My daughter had her day, full of band friends eating pizza, cutting up and ending the afternoon with a paint ball party. When they sang Happy Birthday to her, it sounded like a choir. That same evening we had dinner with family, and I reveled in how incredibly blessed I am to have this woman-child as my daughter. 

I’m one of a billion parents on the planet going through the same thing. I carry with me the lessons of someone who gave before. I hope I’m around long enough to see my daughter’s eyes widen with new recognition that this was all done before, for her. Most of all, I hope she realizes that all the eye-rolling, sighing, and stomping, is worth every moment because, ya know, I really, really love her.

Friday, September 13, 2013

Back Seat Driving Through Life





I’m turning 54. I’m struck with the quintessential “Where did the time go?” saying running rings around my brain. It’s not quite just the age and time thing either; it’s a sort of landmark year. My father passed away when he was 54, and if I make it to the end of November of this year (God willing and no natural disasters), I’ll have surpassed him in age. It’s weird. 

Some would call my thought process morbid, but I find it revealing. I understand now, with two children at home, just how much my father didn’t get the chance to see, and how impossibly alive he was at 54. I know that it’s not middle age, unless I live to be 108, and that thought is enough to scare dentures right out of my head. I can’t imagine me at 108, but I can see myself at 55, 56, and so on. There is so much I want to do and the realization that my father wanted to continue further, and be more, rides with me like a back seat driver, poking and calling attention to all I need to see.

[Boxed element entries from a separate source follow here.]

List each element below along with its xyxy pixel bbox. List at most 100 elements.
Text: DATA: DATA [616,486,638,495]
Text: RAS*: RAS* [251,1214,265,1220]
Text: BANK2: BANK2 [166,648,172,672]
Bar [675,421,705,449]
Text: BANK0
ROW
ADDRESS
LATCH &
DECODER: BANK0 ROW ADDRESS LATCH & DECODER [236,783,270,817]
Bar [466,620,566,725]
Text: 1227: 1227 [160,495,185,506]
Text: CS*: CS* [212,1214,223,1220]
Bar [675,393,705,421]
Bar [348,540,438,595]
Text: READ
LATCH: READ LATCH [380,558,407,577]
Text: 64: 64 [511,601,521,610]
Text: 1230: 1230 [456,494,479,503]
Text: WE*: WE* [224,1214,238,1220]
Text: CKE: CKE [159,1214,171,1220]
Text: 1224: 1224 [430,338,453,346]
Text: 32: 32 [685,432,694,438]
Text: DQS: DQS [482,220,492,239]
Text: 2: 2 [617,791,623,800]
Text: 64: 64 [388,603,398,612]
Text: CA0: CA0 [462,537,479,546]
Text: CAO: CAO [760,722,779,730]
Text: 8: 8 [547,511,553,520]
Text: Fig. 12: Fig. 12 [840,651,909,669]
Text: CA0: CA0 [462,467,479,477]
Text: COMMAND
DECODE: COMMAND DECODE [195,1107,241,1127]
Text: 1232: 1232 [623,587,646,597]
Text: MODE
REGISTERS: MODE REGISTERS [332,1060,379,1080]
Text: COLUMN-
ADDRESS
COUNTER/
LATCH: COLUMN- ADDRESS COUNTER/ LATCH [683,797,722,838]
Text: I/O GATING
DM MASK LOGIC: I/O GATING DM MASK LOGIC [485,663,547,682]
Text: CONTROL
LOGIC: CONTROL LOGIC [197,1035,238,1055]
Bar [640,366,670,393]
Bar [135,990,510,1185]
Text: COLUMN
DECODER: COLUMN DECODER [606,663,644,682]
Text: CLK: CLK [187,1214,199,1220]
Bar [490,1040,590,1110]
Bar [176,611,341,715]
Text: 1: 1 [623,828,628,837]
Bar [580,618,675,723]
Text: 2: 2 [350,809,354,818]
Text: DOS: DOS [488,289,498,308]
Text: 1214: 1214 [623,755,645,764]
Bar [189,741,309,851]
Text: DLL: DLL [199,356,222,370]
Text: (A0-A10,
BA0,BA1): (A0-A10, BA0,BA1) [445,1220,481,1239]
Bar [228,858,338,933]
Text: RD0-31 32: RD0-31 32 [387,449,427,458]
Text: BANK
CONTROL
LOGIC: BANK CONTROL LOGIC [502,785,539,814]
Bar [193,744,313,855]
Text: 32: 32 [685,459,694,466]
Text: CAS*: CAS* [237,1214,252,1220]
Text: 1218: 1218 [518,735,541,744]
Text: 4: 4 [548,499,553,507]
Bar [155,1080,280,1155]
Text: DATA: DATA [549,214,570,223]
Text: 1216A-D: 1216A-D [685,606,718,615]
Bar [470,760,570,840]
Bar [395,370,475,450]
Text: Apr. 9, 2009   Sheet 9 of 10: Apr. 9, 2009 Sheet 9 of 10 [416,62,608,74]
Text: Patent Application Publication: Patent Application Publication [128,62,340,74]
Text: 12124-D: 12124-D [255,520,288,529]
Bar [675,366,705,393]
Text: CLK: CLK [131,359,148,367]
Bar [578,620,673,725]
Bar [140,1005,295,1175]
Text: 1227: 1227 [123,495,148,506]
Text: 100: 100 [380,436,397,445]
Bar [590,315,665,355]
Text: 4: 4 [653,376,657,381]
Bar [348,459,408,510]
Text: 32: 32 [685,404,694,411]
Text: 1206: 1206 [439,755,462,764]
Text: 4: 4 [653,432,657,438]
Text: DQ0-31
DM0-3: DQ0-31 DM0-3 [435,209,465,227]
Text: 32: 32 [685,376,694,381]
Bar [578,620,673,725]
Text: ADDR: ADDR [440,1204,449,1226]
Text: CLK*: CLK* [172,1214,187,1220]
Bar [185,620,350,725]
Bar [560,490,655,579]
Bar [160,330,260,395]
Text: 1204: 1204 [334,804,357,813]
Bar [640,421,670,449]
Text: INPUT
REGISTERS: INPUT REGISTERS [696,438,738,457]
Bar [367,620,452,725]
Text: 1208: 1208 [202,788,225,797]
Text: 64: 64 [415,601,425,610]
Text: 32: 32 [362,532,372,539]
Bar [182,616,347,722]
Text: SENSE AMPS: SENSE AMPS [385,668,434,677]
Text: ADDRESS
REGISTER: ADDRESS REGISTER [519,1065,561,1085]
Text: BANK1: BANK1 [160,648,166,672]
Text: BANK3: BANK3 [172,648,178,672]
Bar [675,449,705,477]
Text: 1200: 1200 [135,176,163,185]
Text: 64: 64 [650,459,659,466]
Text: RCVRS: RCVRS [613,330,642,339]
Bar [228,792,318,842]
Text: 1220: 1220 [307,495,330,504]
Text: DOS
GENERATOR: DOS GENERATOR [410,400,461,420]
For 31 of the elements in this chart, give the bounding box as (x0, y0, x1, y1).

The day after my birthday, I’ll also be celebrating my Mama’s. Fifty-four years ago I was her day-early birthday present, and I wish she could be here so I could thank her for all the birthdays and life lessons she gave me. Yep, it’s quite a day. I carry with me my Mama and Daddy and get to be surrounded by my own little family as well. Who says things don’t come full circle?

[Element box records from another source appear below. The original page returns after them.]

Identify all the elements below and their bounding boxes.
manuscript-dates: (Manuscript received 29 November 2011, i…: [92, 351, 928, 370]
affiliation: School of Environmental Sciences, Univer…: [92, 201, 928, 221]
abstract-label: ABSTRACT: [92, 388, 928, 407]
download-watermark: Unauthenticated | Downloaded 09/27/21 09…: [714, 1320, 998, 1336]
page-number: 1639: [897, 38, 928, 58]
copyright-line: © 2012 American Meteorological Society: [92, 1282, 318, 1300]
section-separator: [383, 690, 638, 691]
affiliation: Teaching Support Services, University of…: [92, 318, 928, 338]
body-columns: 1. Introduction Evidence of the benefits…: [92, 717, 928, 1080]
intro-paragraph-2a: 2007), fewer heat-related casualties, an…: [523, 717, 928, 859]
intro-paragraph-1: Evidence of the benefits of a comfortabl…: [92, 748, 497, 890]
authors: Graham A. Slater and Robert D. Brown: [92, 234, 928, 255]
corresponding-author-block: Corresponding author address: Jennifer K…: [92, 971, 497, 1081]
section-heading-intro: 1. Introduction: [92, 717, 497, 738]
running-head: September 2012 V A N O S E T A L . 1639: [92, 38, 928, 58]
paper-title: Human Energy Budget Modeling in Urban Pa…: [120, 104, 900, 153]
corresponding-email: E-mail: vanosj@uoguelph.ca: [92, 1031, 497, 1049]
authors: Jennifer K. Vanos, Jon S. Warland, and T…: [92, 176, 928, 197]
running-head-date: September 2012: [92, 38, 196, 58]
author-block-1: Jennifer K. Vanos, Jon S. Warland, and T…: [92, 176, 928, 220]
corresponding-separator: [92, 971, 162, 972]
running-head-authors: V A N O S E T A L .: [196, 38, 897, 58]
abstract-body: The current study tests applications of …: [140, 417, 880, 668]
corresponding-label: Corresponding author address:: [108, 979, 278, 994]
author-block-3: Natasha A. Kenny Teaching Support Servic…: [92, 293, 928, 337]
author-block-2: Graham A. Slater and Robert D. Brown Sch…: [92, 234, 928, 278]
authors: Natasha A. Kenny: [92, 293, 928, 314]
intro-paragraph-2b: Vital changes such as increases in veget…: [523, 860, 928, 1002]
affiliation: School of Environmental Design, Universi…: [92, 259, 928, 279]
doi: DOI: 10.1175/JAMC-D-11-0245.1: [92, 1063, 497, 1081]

Whether I make 108 or 55, I know I’ve been hit on the head with luck. I had parents who loved me; a father-in-law who has been my Dad longer than my own was allowed to, the grace and giving of true friends, the blessings of a husband who is my friend, and the challenges of raising a family of my own. You might wonder who could ask for anything more, and I can honestly answer, me.

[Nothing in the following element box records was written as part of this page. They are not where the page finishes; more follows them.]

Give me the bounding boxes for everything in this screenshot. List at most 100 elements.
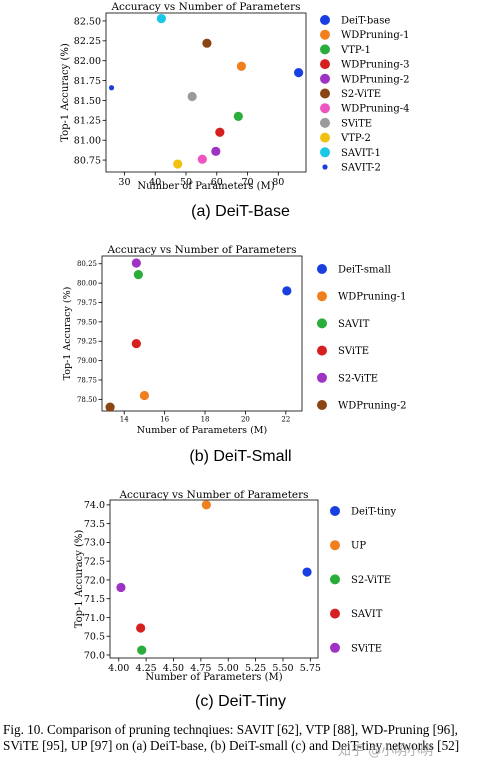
data-point-wdpruning-1 [139, 390, 150, 401]
y-tick-label: 82.25 [74, 36, 101, 47]
legend-label-s2-vite: S2-ViTE [338, 373, 378, 384]
x-axis-label: Number of Parameters (M) [137, 425, 267, 436]
data-point-wdpruning-1 [236, 61, 246, 71]
y-tick-label: 78.75 [77, 376, 97, 384]
chart-title: Accuracy vs Number of Parameters [106, 245, 296, 256]
legend-marker-savit [317, 318, 327, 329]
y-axis-label: Top-1 Accuracy (%) [74, 530, 85, 629]
data-point-deit-tiny [302, 567, 312, 577]
y-tick-label: 74.0 [84, 500, 105, 511]
legend-marker-vtp-1 [320, 44, 330, 55]
chart-deit-small: Accuracy vs Number of Parameters 14 16 18 20… [62, 245, 406, 436]
data-point-s2-vite [131, 258, 141, 268]
legend-label-wdpruning-2: WDPruning-2 [341, 74, 409, 85]
legend-label-deit-tiny: DeiT-tiny [351, 507, 397, 518]
legend-marker-deit-base [320, 15, 330, 25]
data-point-svite [116, 582, 126, 593]
y-tick-label: 80.25 [77, 260, 97, 268]
y-tick-label: 80.75 [74, 155, 101, 166]
subfigure-label-c: (c) DeiT-Tiny [195, 693, 286, 710]
x-tick-label: 16 [160, 416, 169, 424]
figure-caption: Fig. 10. Comparison of pruning technqiue… [3, 722, 460, 753]
legend-label-wdpruning-3: WDPruning-3 [341, 60, 409, 71]
legend-label-wdpruning-2: WDPruning-2 [338, 401, 406, 412]
data-point-s2-vite [137, 645, 147, 655]
legend-marker-s2-vite [320, 88, 330, 99]
legend-label-vtp-1: VTP-1 [340, 45, 371, 56]
legend-marker-deit-small [317, 264, 327, 274]
legend-label-up: UP [351, 541, 366, 552]
x-tick-label: 40 [149, 177, 161, 188]
data-point-deit-base [294, 68, 304, 78]
subfigure-label-a: (a) DeiT-Base [191, 203, 290, 220]
y-axis-label: Top-1 Accuracy (%) [62, 287, 73, 381]
legend-marker-svite [330, 642, 340, 653]
legend-label-s2-vite: S2-ViTE [341, 89, 381, 100]
legend-marker-wdpruning-1 [320, 29, 330, 40]
y-tick-label: 78.50 [77, 396, 97, 404]
legend-marker-deit-tiny [330, 506, 340, 516]
x-tick-label: 5.50 [272, 663, 293, 674]
legend-marker-s2-vite [317, 372, 327, 383]
data-point-up [201, 500, 211, 510]
legend-marker-savit [330, 608, 340, 619]
x-tick-label: 4.25 [136, 663, 157, 674]
y-axis-label: Top-1 Accuracy (%) [60, 43, 71, 142]
data-point-savit [133, 270, 143, 280]
legend-marker-savit-2 [322, 164, 328, 170]
data-point-s2-vite [202, 38, 212, 48]
plot-area [109, 499, 319, 659]
y-tick-label: 82.00 [74, 56, 101, 67]
x-tick-label: 18 [201, 416, 210, 424]
legend-label-savit: SAVIT [338, 319, 370, 330]
legend-marker-up [330, 540, 340, 551]
legend-label-wdpruning-1: WDPruning-1 [338, 292, 406, 303]
y-tick-label: 72.5 [84, 556, 105, 567]
subfigure-label-b: (b) DeiT-Small [189, 448, 292, 465]
legend-marker-s2-vite [330, 574, 340, 585]
y-tick-label: 79.25 [77, 338, 97, 346]
x-tick-label: 80 [272, 177, 284, 188]
legend-marker-wdpruning-2 [317, 400, 327, 410]
data-point-deit-small [282, 286, 292, 296]
watermark: 知乎 @小明小明 [338, 744, 434, 759]
plot-area [105, 12, 307, 173]
chart-deit-base: Accuracy vs Number of Parameters 30 40 50 60… [60, 1, 409, 192]
data-point-wdpruning-3 [215, 127, 225, 137]
legend-label-deit-small: DeiT-small [338, 265, 391, 276]
legend-marker-wdpruning-1 [317, 291, 327, 302]
data-point-svite [131, 338, 141, 349]
legend-label-svite: SViTE [338, 346, 369, 357]
legend-label-savit-2: SAVIT-2 [341, 163, 381, 174]
x-tick-label: 4.00 [108, 663, 129, 674]
y-tick-label: 79.00 [77, 357, 97, 365]
x-tick-label: 70 [241, 177, 253, 188]
y-tick-label: 71.5 [84, 594, 105, 605]
data-point-savit [136, 623, 146, 633]
y-tick-label: 79.50 [77, 318, 97, 326]
y-tick-label: 70.5 [84, 632, 105, 643]
legend-label-vtp-2: VTP-2 [340, 133, 371, 144]
data-point-savit-2 [108, 85, 115, 91]
legend-label-s2-vite: S2-ViTE [351, 575, 391, 586]
x-tick-label: 5.25 [245, 663, 266, 674]
plot-area [101, 255, 303, 412]
legend-label-savit-1: SAVIT-1 [341, 148, 381, 159]
chart-deit-tiny: Accuracy vs Number of Parameters 4.00 4.25… [74, 489, 397, 683]
y-tick-label: 81.25 [74, 116, 101, 127]
y-tick-label: 81.50 [74, 96, 101, 107]
y-tick-label: 81.00 [74, 136, 101, 147]
legend-label-deit-base: DeiT-base [341, 16, 390, 27]
data-point-wdpruning-2 [211, 146, 221, 156]
data-point-wdpruning-2 [105, 402, 115, 412]
x-tick-label: 20 [241, 416, 250, 424]
x-tick-label: 50 [180, 177, 192, 188]
x-tick-label: 4.75 [190, 663, 211, 674]
y-tick-label: 79.75 [77, 299, 97, 307]
x-tick-label: 5.00 [218, 663, 239, 674]
y-tick-label: 82.50 [74, 16, 101, 27]
data-point-wdpruning-4 [197, 154, 207, 164]
x-tick-label: 5.75 [300, 663, 321, 674]
legend-label-savit: SAVIT [351, 609, 383, 620]
y-tick-label: 71.0 [84, 613, 105, 624]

Wednesday, September 11, 2013

9/11

Today is 9/11. That simple statement can bring tears to the eyes of anyone who was capable of comprehension on that day twelve years ago. As everyone who remembers that day, I can completely recall all of it - where I was, who I was with, how I first heard of the horrors...

Our children were only four (almost five), and three, and we were at my parents - my parents who remember where they were when they heard of Pearl Harbor (real time reporting wasn't upon us then), and here was another man-made tragedy unfolding immediately upon us.

I don't speak often of my faith. To me, it's a private thing. But I believe, and I use those beliefs as I navigate an often unfair world, and as I try to raise our children. I don't use my faith as a reason to exclude or to hate. I have difficulty with those concepts. Why would you want to worship a deity who tells you to despise or murder or protest as a way to push your hate? (Hey, Westboro Baptist - those last words were aimed right at you.) Why is it so easy for them to remember the verses they use to hate with, and so hard to remember the 'don't judge', and 'love thy neighbor' ones?

I've seen hatred aimed incorrectly. We all have. Some use the internet, and hide behind screen names, and comment pages to call others idiots, fools, and worse. May each of us learn from the evils not to hate, but to accept, to care, to try.

And thank you to every soldier, to every first responder who tries to stand between us and hate. And may every survivor have love, and peace in their grief.